Pelo Brasileiro, o Atlético-PR recebe o Vitória no próximo domingo. Antes, na quinta, o Furacão joga contra o Internacional pela Copa do Brasil, no Estádio do Vale, em Novo Hamburgo. A Ponte Preta recebe, na quarta-feira, pela Sul-Americana, o Deportivo Pasto, no Moisés Lucarelli. No sábado, ela pega o Botafogo, no Maracanã.
Com toda a chuva que caía, o maior objetivo foi controlar a bola e dar sequência em jogadas. Como não era possível fazer ela correr, as tentativas mais perigosas vinham de bolas altas e chutões. A melhor delas resultou no gol do Atlético-PR com o levantamento de Ederson pela esquerda, que encontrou Baier do outro lado para mandar o chute de primeira e estufar as redes.
A Ponte não ficou apenas assistindo o futebol na água e arriscou depois que o time acertou sua marcação. Dando menos espaço para o time da casa e com maior domínio de bola, a Macaca assustou com bolas paradas e lançamentos na área que paravam na trave ou nas boas defesas de Weverton. No finalzinho, Willian mandou um chute na trave e, para sorte do Atlético-PR, o rebote sobrou para a zaga.
Assustando com tanta água, o goleiro Roberto disse que a água foi mais vantajosa para o Atlético-PR. Sem chuva em Campinas, ele acredita que os rubro-negros estão mais acostumados.
- Está difícil com o campo alagado e estamos num secada desgraçada lá no estado de São Paulo. Aqui o pessoal é mais acostumado.
Ponte vai para cima, mas Weverton fecha o gol
Os dois times voltaram para o segundo tempo sem mudanças e a chuva também não deu trégua. Apesar de ter mais posse de bola, a Ponte tomava mais sustos dentro da área e pouco finalizava.
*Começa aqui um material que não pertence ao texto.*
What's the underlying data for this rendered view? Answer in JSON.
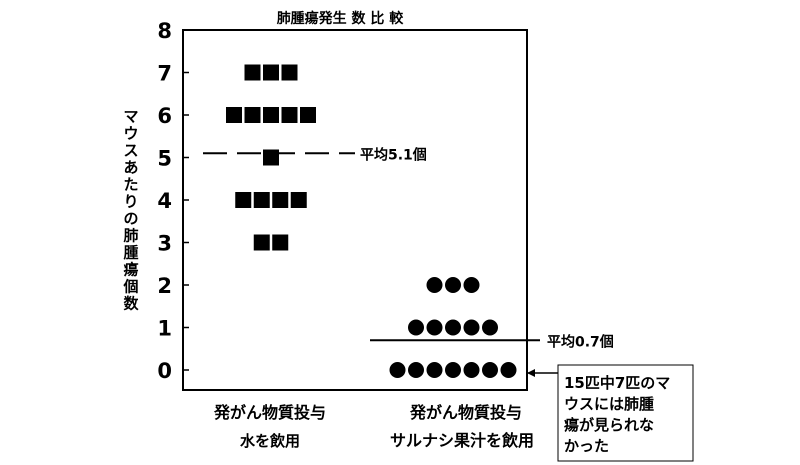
{
  "chart_data": {
    "type": "scatter",
    "title": "肺腫瘍発生 数 比 較",
    "ylabel": "マウスあたりの肺腫瘍個数",
    "ylim": [
      0,
      8
    ],
    "yticks": [
      "0",
      "1",
      "2",
      "3",
      "4",
      "5",
      "6",
      "7",
      "8"
    ],
    "grid": false,
    "series": [
      {
        "marker": "square",
        "color": "#000000",
        "category_lines": [
          "発がん物質投与",
          "水を飲用"
        ],
        "counts": [
          {
            "y": 7,
            "n": 3
          },
          {
            "y": 6,
            "n": 5
          },
          {
            "y": 5,
            "n": 1
          },
          {
            "y": 4,
            "n": 4
          },
          {
            "y": 3,
            "n": 2
          }
        ],
        "mean": 5.1,
        "mean_label": "平均5.1個",
        "mean_line_style": "dashed"
      },
      {
        "marker": "circle",
        "color": "#000000",
        "category_lines": [
          "発がん物質投与",
          "サルナシ果汁を飲用"
        ],
        "counts": [
          {
            "y": 2,
            "n": 3
          },
          {
            "y": 1,
            "n": 5
          },
          {
            "y": 0,
            "n": 7
          }
        ],
        "mean": 0.7,
        "mean_label": "平均0.7個",
        "mean_line_style": "solid"
      }
    ],
    "annotation": {
      "lines": [
        "15匹中7匹のマ",
        "ウスには肺腫",
        "瘍が見られな",
        "かった"
      ]
    }
  }
}
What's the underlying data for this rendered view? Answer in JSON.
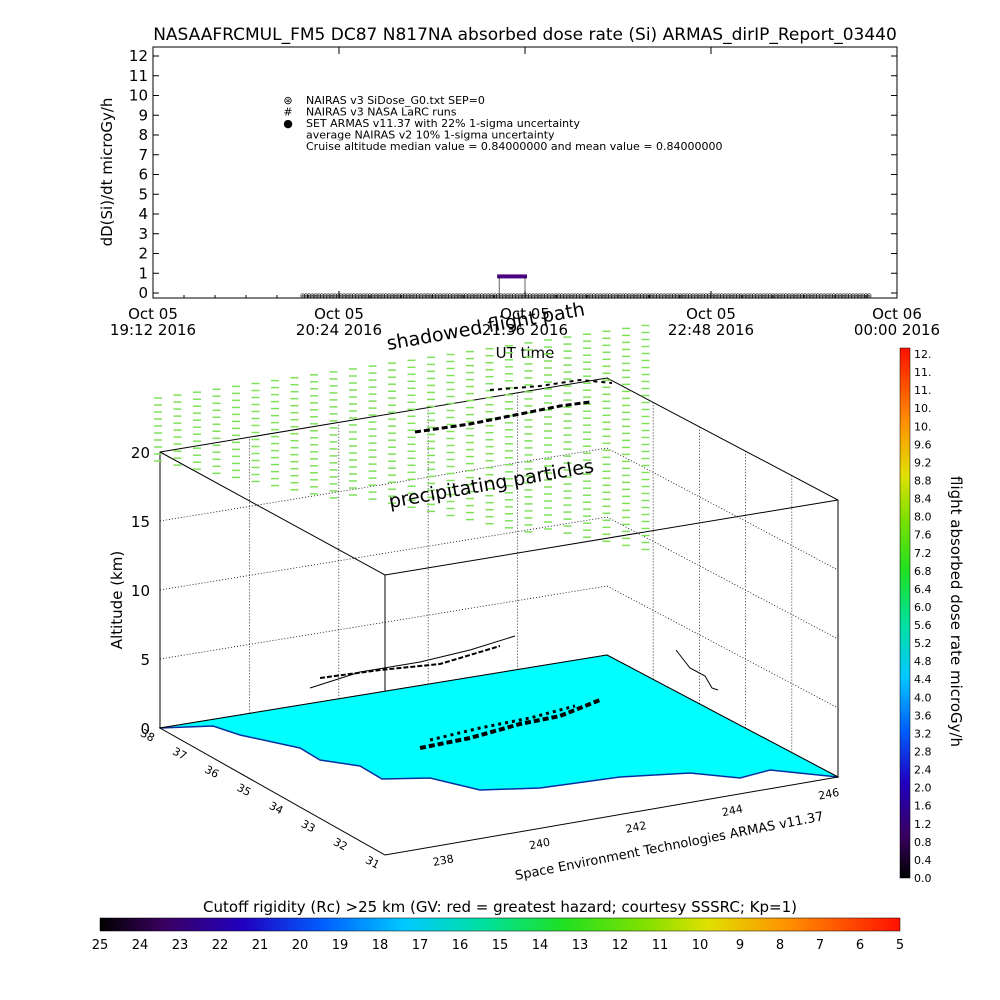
{
  "title": "NASAAFRCMUL_FM5 DC87 N817NA absorbed dose rate (Si) ARMAS_dirIP_Report_03440",
  "chart_data": [
    {
      "type": "scatter",
      "ylabel": "dD(Si)/dt microGy/h",
      "xlabel": "UT time",
      "ylim": [
        0,
        12
      ],
      "yticks": [
        "0",
        "1",
        "2",
        "3",
        "4",
        "5",
        "6",
        "7",
        "8",
        "9",
        "10",
        "11",
        "12"
      ],
      "xticks": [
        {
          "l1": "Oct 05",
          "l2": "19:12 2016"
        },
        {
          "l1": "Oct 05",
          "l2": "20:24 2016"
        },
        {
          "l1": "Oct 05",
          "l2": "21:36 2016"
        },
        {
          "l1": "Oct 05",
          "l2": "22:48 2016"
        },
        {
          "l1": "Oct 06",
          "l2": "00:00 2016"
        }
      ],
      "legend": [
        {
          "symbol": "⊛",
          "text": "NAIRAS v3 SiDose_G0.txt SEP=0"
        },
        {
          "symbol": "#",
          "text": "NAIRAS v3 NASA LaRC runs"
        },
        {
          "symbol": "●",
          "text": "SET ARMAS v11.37 with 22% 1-sigma uncertainty"
        },
        {
          "symbol": "",
          "text": "average NAIRAS v2 10% 1-sigma uncertainty"
        },
        {
          "symbol": "",
          "text": "Cruise altitude median value = 0.84000000 and mean value = 0.84000000"
        }
      ],
      "series": [
        {
          "name": "NAIRAS v3 SiDose_G0.txt SEP=0",
          "time_range": [
            "20:10",
            "23:50"
          ],
          "value": 0.0,
          "color": "#000000"
        },
        {
          "name": "SET ARMAS v11.37 with 22% 1-sigma uncertainty",
          "time_range": [
            "21:26",
            "21:36"
          ],
          "value": 0.84,
          "color": "#4b0082"
        }
      ]
    },
    {
      "type": "scatter",
      "zlabel": "Altitude (km)",
      "zticks": [
        "0",
        "5",
        "10",
        "15",
        "20"
      ],
      "lat_ticks": [
        "38",
        "37",
        "36",
        "35",
        "34",
        "33",
        "32",
        "31"
      ],
      "lon_ticks": [
        "238",
        "240",
        "242",
        "244",
        "246"
      ],
      "annotations": [
        "shadowed flight path",
        "precipitating particles"
      ],
      "credit": "Space Environment Technologies ARMAS v11.37",
      "colorbar": {
        "label": "flight absorbed dose rate microGy/h",
        "ticks": [
          "12.",
          "11.",
          "11.",
          "10.",
          "10.",
          "9.6",
          "9.2",
          "8.8",
          "8.4",
          "8.0",
          "7.6",
          "7.2",
          "6.8",
          "6.4",
          "6.0",
          "5.6",
          "5.2",
          "4.8",
          "4.4",
          "4.0",
          "3.6",
          "3.2",
          "2.8",
          "2.4",
          "2.0",
          "1.6",
          "1.2",
          "0.8",
          "0.4",
          "0.0"
        ],
        "range": [
          0,
          12
        ]
      },
      "particle_color": "#7fe05a",
      "ocean_color": "#00ffff",
      "land_color": "#ffffff"
    },
    {
      "type": "heatmap",
      "title": "Cutoff rigidity (Rc) >25 km (GV: red = greatest hazard; courtesy SSSRC; Kp=1)",
      "ticks": [
        "25",
        "24",
        "23",
        "22",
        "21",
        "20",
        "19",
        "18",
        "17",
        "16",
        "15",
        "14",
        "13",
        "12",
        "11",
        "10",
        "9",
        "8",
        "7",
        "6",
        "5"
      ]
    }
  ]
}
Com o jogo tomando o mesmo ritmo do primeiro tempo, o técnico Jorginho mostrou que ia para tudo ou nada quando, aos 15 minutos, tirou o volante Alef para a entrada do atacante Adaílton.
Poucos minutos depois, o zagueiro Ferron deu lugar para mais um atacante, Rafael Ratão. No Rubro-Negro, o artilheiro Ederson saiu visivelmente cansado e Roger o substituiu.
As mudanças deixaram a Ponte mais ofensiva e perigosa, além de proporcionar uma bela jogada. Rafael Ratão deu brilho à partida quando, de costas para o gol, deu o chapéu em dois marcadores atleticanos, girou e chutou, mas a bola saiu prensada em Luiz Alberto. O atacante ainda quase marcou no finalzinho, mas Weverton salvou o chute rasteiro para felicidade dos torcedores atleticanos.